強化された肉体から弾き飛ばされたそれは、まるで弾丸。
「古い戦い方に拘り続け。規則やら何やらとガッチガチに凝り固まった思考のお固さよ。それがてめぇらが勝ち残れなかった理由だ。俺が肉弾戦だけしか脳がねぇとでも思っていたか?」
伸矢はフッと笑う。
「確かにな。」
すると茨がみるみる銃を形成する。
棘を弾丸にして発射。
それは確実に保の目を撃ち抜いた。
「古いやり方に拘っていた。

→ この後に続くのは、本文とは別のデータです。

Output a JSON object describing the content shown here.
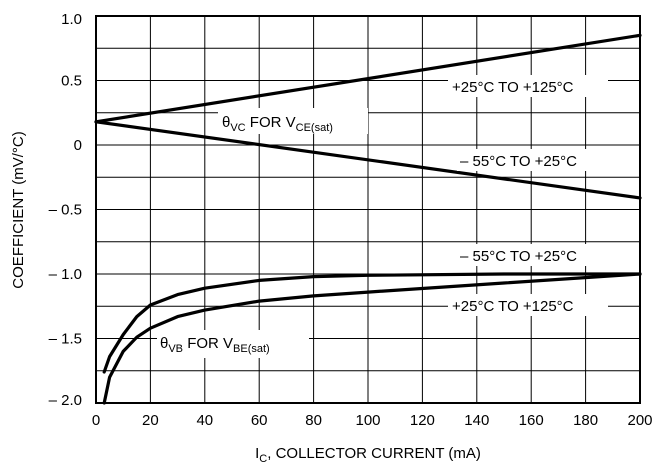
{
  "chart_data": {
    "type": "line",
    "xlabel_main": "I",
    "xlabel_sub": "C",
    "xlabel_rest": ", COLLECTOR CURRENT (mA)",
    "ylabel": "COEFFICIENT (mV/°C)",
    "xlim": [
      0,
      200
    ],
    "ylim": [
      -2.0,
      1.0
    ],
    "x_ticks": [
      "0",
      "20",
      "40",
      "60",
      "80",
      "100",
      "120",
      "140",
      "160",
      "180",
      "200"
    ],
    "y_ticks": [
      "1.0",
      "0.5",
      "0",
      "– 0.5",
      "– 1.0",
      "– 1.5",
      "– 2.0"
    ],
    "y_tick_values": [
      1.0,
      0.5,
      0,
      -0.5,
      -1.0,
      -1.5,
      -2.0
    ],
    "grid": true,
    "series": [
      {
        "x": [
          0,
          200
        ],
        "y": [
          0.18,
          0.85
        ],
        "color": "#000000"
      },
      {
        "x": [
          0,
          200
        ],
        "y": [
          0.18,
          -0.41
        ],
        "color": "#000000"
      },
      {
        "x": [
          3,
          5,
          10,
          15,
          20,
          30,
          40,
          60,
          80,
          100,
          150,
          200
        ],
        "y": [
          -1.76,
          -1.64,
          -1.47,
          -1.33,
          -1.24,
          -1.16,
          -1.11,
          -1.05,
          -1.02,
          -1.01,
          -1.0,
          -1.0
        ],
        "color": "#000000"
      },
      {
        "x": [
          3,
          5,
          10,
          15,
          20,
          30,
          40,
          60,
          80,
          100,
          150,
          200
        ],
        "y": [
          -2.0,
          -1.8,
          -1.6,
          -1.49,
          -1.42,
          -1.33,
          -1.28,
          -1.21,
          -1.17,
          -1.14,
          -1.07,
          -1.0
        ],
        "color": "#000000"
      }
    ],
    "annotations": {
      "theta_vc": {
        "main": "θ",
        "sub": "VC",
        "mid": " FOR V",
        "sub2": "CE(sat)"
      },
      "theta_vb": {
        "main": "θ",
        "sub": "VB",
        "mid": " FOR V",
        "sub2": "BE(sat)"
      },
      "vc_hot": "+25°C TO +125°C",
      "vc_cold": "– 55°C TO +25°C",
      "vb_cold": "– 55°C TO +25°C",
      "vb_hot": "+25°C TO +125°C"
    }
  }
}
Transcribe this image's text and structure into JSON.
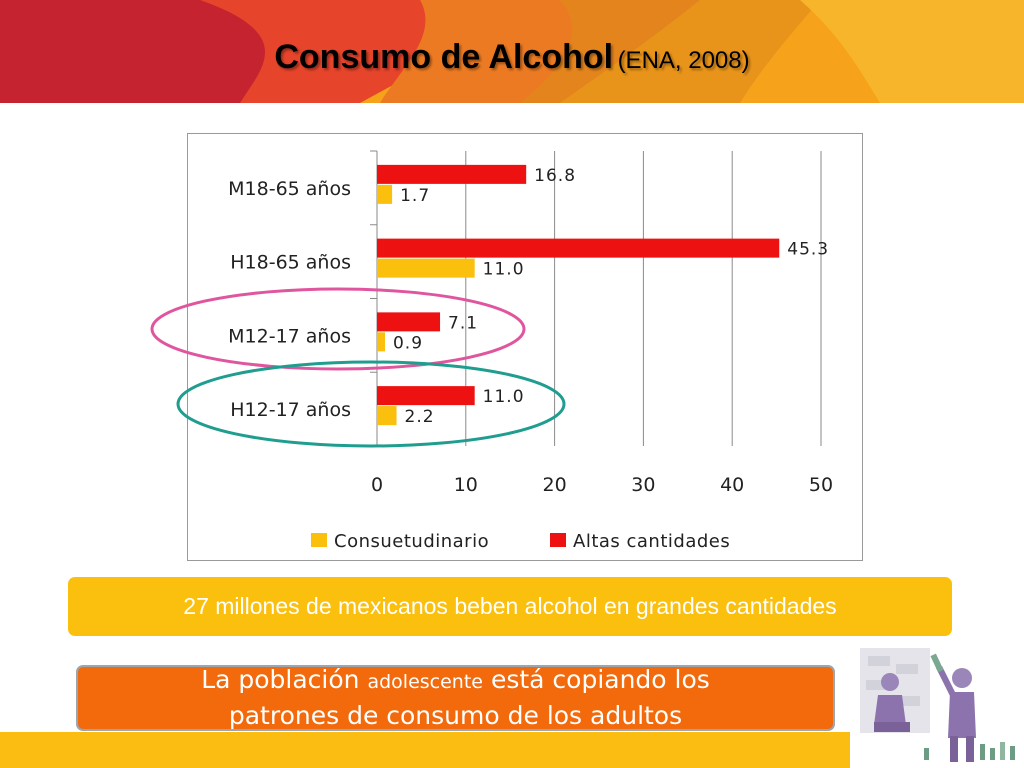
{
  "slide": {
    "title_main": "Consumo de Alcohol",
    "title_sub": "(ENA, 2008)",
    "callout_yellow": "27 millones de mexicanos beben alcohol en grandes cantidades",
    "callout_orange_1": "La población",
    "callout_orange_small": "adolescente",
    "callout_orange_2": "está copiando los",
    "callout_orange_3": "patrones de consumo de los adultos"
  },
  "colors": {
    "consuetudinario": "#fbbf0d",
    "altas_cantidades": "#ee1111",
    "pink_ellipse": "#e0569e",
    "teal_ellipse": "#1f9d8f"
  },
  "chart_data": {
    "type": "bar",
    "orientation": "horizontal",
    "categories": [
      "M18-65 años",
      "H18-65 años",
      "M12-17 años",
      "H12-17 años"
    ],
    "series": [
      {
        "name": "Altas cantidades",
        "values": [
          16.8,
          45.3,
          7.1,
          11.0
        ],
        "labels": [
          "16.8",
          "45.3",
          "7.1",
          "11.0"
        ]
      },
      {
        "name": "Consuetudinario",
        "values": [
          1.7,
          11.0,
          0.9,
          2.2
        ],
        "labels": [
          "1.7",
          "11.0",
          "0.9",
          "2.2"
        ]
      }
    ],
    "xlim": [
      0,
      50
    ],
    "xticks": [
      "0",
      "10",
      "20",
      "30",
      "40",
      "50"
    ],
    "legend": [
      "Consuetudinario",
      "Altas cantidades"
    ],
    "legend_position": "bottom",
    "grid": true
  }
}
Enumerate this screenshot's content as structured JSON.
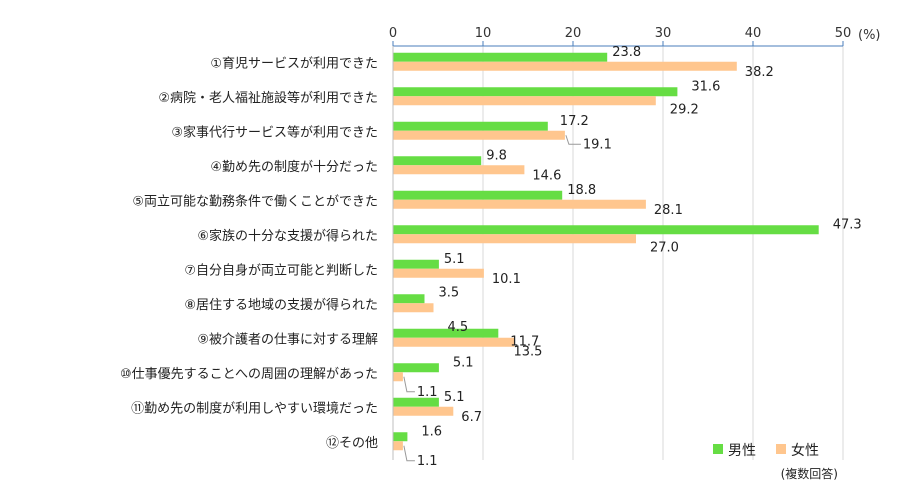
{
  "chart_data": {
    "type": "bar",
    "orientation": "horizontal",
    "unit": "(%)",
    "note": "(複数回答)",
    "xlim": [
      0,
      50
    ],
    "xticks": [
      0,
      10,
      20,
      30,
      40,
      50
    ],
    "grid": true,
    "legend_position": "bottom-right",
    "categories": [
      "①育児サービスが利用できた",
      "②病院・老人福祉施設等が利用できた",
      "③家事代行サービス等が利用できた",
      "④勤め先の制度が十分だった",
      "⑤両立可能な勤務条件で働くことができた",
      "⑥家族の十分な支援が得られた",
      "⑦自分自身が両立可能と判断した",
      "⑧居住する地域の支援が得られた",
      "⑨被介護者の仕事に対する理解",
      "⑩仕事優先することへの周囲の理解があった",
      "⑪勤め先の制度が利用しやすい環境だった",
      "⑫その他"
    ],
    "series": [
      {
        "name": "男性",
        "color": "#66dd44",
        "values": [
          23.8,
          31.6,
          17.2,
          9.8,
          18.8,
          47.3,
          5.1,
          3.5,
          11.7,
          5.1,
          5.1,
          1.6
        ]
      },
      {
        "name": "女性",
        "color": "#ffc68e",
        "values": [
          38.2,
          29.2,
          19.1,
          14.6,
          28.1,
          27.0,
          10.1,
          4.5,
          13.5,
          1.1,
          6.7,
          1.1
        ]
      }
    ],
    "data_labels": [
      [
        "23.8",
        "31.6",
        "17.2",
        "9.8",
        "18.8",
        "47.3",
        "5.1",
        "3.5",
        "11.7",
        "5.1",
        "5.1",
        "1.6"
      ],
      [
        "38.2",
        "29.2",
        "19.1",
        "14.6",
        "28.1",
        "27.0",
        "10.1",
        "4.5",
        "13.5",
        "1.1",
        "6.7",
        "1.1"
      ]
    ]
  }
}
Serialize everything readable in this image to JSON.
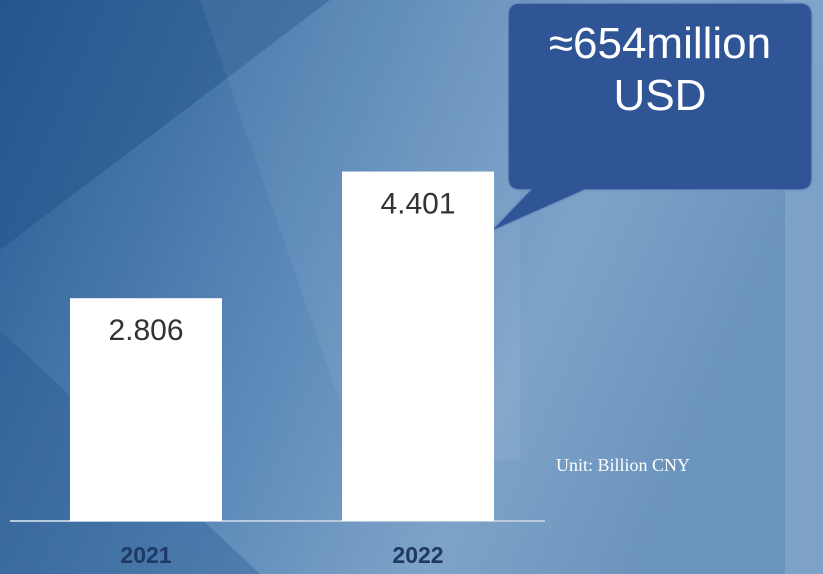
{
  "chart_data": {
    "type": "bar",
    "categories": [
      "2021",
      "2022"
    ],
    "values": [
      2.806,
      4.401
    ],
    "color": "#ffffff",
    "annotation": "≈654million USD",
    "unit_label": "Unit: Billion CNY"
  }
}
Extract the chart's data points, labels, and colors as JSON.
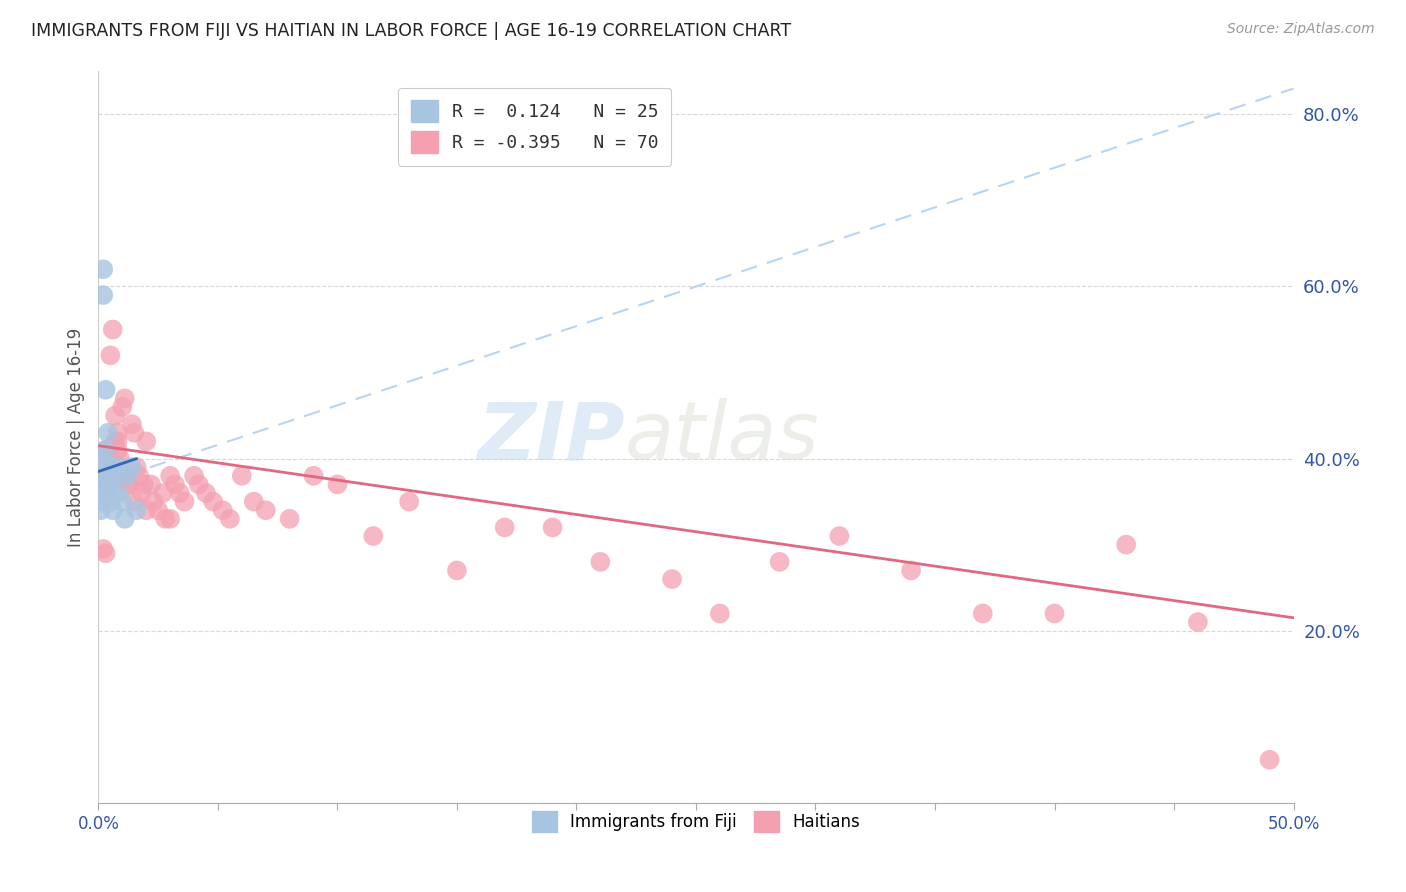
{
  "title": "IMMIGRANTS FROM FIJI VS HAITIAN IN LABOR FORCE | AGE 16-19 CORRELATION CHART",
  "source": "Source: ZipAtlas.com",
  "ylabel": "In Labor Force | Age 16-19",
  "xlim": [
    0.0,
    0.5
  ],
  "ylim": [
    0.0,
    0.85
  ],
  "yticks_right": [
    0.2,
    0.4,
    0.6,
    0.8
  ],
  "ytick_labels_right": [
    "20.0%",
    "40.0%",
    "60.0%",
    "80.0%"
  ],
  "xtick_positions": [
    0.0,
    0.05,
    0.1,
    0.15,
    0.2,
    0.25,
    0.3,
    0.35,
    0.4,
    0.45,
    0.5
  ],
  "grid_color": "#d8d8d8",
  "background_color": "#ffffff",
  "fiji_color": "#a8c4e0",
  "haitian_color": "#f4a0b0",
  "fiji_R": 0.124,
  "fiji_N": 25,
  "haitian_R": -0.395,
  "haitian_N": 70,
  "fiji_line_color": "#3366bb",
  "haitian_line_color": "#e06880",
  "trend_dashed_color": "#b8d4ee",
  "watermark_zip": "ZIP",
  "watermark_atlas": "atlas",
  "fiji_points_x": [
    0.001,
    0.001,
    0.001,
    0.001,
    0.001,
    0.001,
    0.002,
    0.002,
    0.003,
    0.003,
    0.003,
    0.004,
    0.004,
    0.004,
    0.005,
    0.006,
    0.006,
    0.007,
    0.008,
    0.009,
    0.01,
    0.011,
    0.012,
    0.014,
    0.016
  ],
  "fiji_points_y": [
    0.38,
    0.4,
    0.36,
    0.35,
    0.37,
    0.34,
    0.62,
    0.59,
    0.48,
    0.41,
    0.39,
    0.43,
    0.37,
    0.36,
    0.35,
    0.39,
    0.34,
    0.38,
    0.36,
    0.39,
    0.35,
    0.33,
    0.38,
    0.39,
    0.34
  ],
  "haitian_points_x": [
    0.001,
    0.002,
    0.003,
    0.003,
    0.004,
    0.004,
    0.005,
    0.005,
    0.006,
    0.007,
    0.007,
    0.008,
    0.008,
    0.009,
    0.01,
    0.011,
    0.012,
    0.013,
    0.014,
    0.015,
    0.016,
    0.017,
    0.018,
    0.019,
    0.02,
    0.022,
    0.023,
    0.025,
    0.027,
    0.028,
    0.03,
    0.032,
    0.034,
    0.036,
    0.04,
    0.042,
    0.045,
    0.048,
    0.052,
    0.055,
    0.06,
    0.065,
    0.07,
    0.08,
    0.09,
    0.1,
    0.115,
    0.13,
    0.15,
    0.17,
    0.19,
    0.21,
    0.24,
    0.26,
    0.285,
    0.31,
    0.34,
    0.37,
    0.4,
    0.43,
    0.46,
    0.49,
    0.005,
    0.006,
    0.008,
    0.01,
    0.012,
    0.015,
    0.02,
    0.03
  ],
  "haitian_points_y": [
    0.38,
    0.295,
    0.29,
    0.41,
    0.395,
    0.38,
    0.4,
    0.38,
    0.37,
    0.45,
    0.42,
    0.41,
    0.43,
    0.4,
    0.46,
    0.47,
    0.38,
    0.37,
    0.44,
    0.43,
    0.39,
    0.38,
    0.36,
    0.37,
    0.42,
    0.37,
    0.35,
    0.34,
    0.36,
    0.33,
    0.38,
    0.37,
    0.36,
    0.35,
    0.38,
    0.37,
    0.36,
    0.35,
    0.34,
    0.33,
    0.38,
    0.35,
    0.34,
    0.33,
    0.38,
    0.37,
    0.31,
    0.35,
    0.27,
    0.32,
    0.32,
    0.28,
    0.26,
    0.22,
    0.28,
    0.31,
    0.27,
    0.22,
    0.22,
    0.3,
    0.21,
    0.05,
    0.52,
    0.55,
    0.42,
    0.38,
    0.37,
    0.35,
    0.34,
    0.33
  ],
  "dashed_line_x": [
    0.0,
    0.5
  ],
  "dashed_line_y": [
    0.37,
    0.83
  ],
  "fiji_trend_x": [
    0.0,
    0.016
  ],
  "fiji_trend_y": [
    0.385,
    0.4
  ],
  "haitian_trend_x": [
    0.0,
    0.5
  ],
  "haitian_trend_y": [
    0.415,
    0.215
  ]
}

には同感だ。俺は新しいもんが案外好きなんだよ。刀だけだとでも思っていたか?」
溢れ出す血を垂れ流し、保は笑った。
「初めて気が合ったな!」
再び小石を弾くと、それを揺動に伸矢の懐に入り込む。
みぞおちに一発。更に一発。
が…。その瞬間。
保のスキルは消えた。
「くっそ。時間切れかよ。」
伸矢はこの時を待っていた。
よろめく体を何とか支え、力を入れ直す。
全神経を刀だけに集中させると、全身を覆っていた茨が刀へと移動していく。
固く鋭い棘で覆ったその刀の刃先が狙うのは、保の首。
それを振りかぶると思いっきり横に一閃。
「あぁ…また…てっぺんに…とどかな…かっ…」
吹き出す血を己で浴びながら、保はゆっくりと血の海に沈んだ。
「肉体強化には解除条件がある。あんたは媒介を持ってなかった。ってことは時間だと思ったんだよ。戦は頭だって言ったろ?」
そう囁くと、伸矢はその場に倒れた。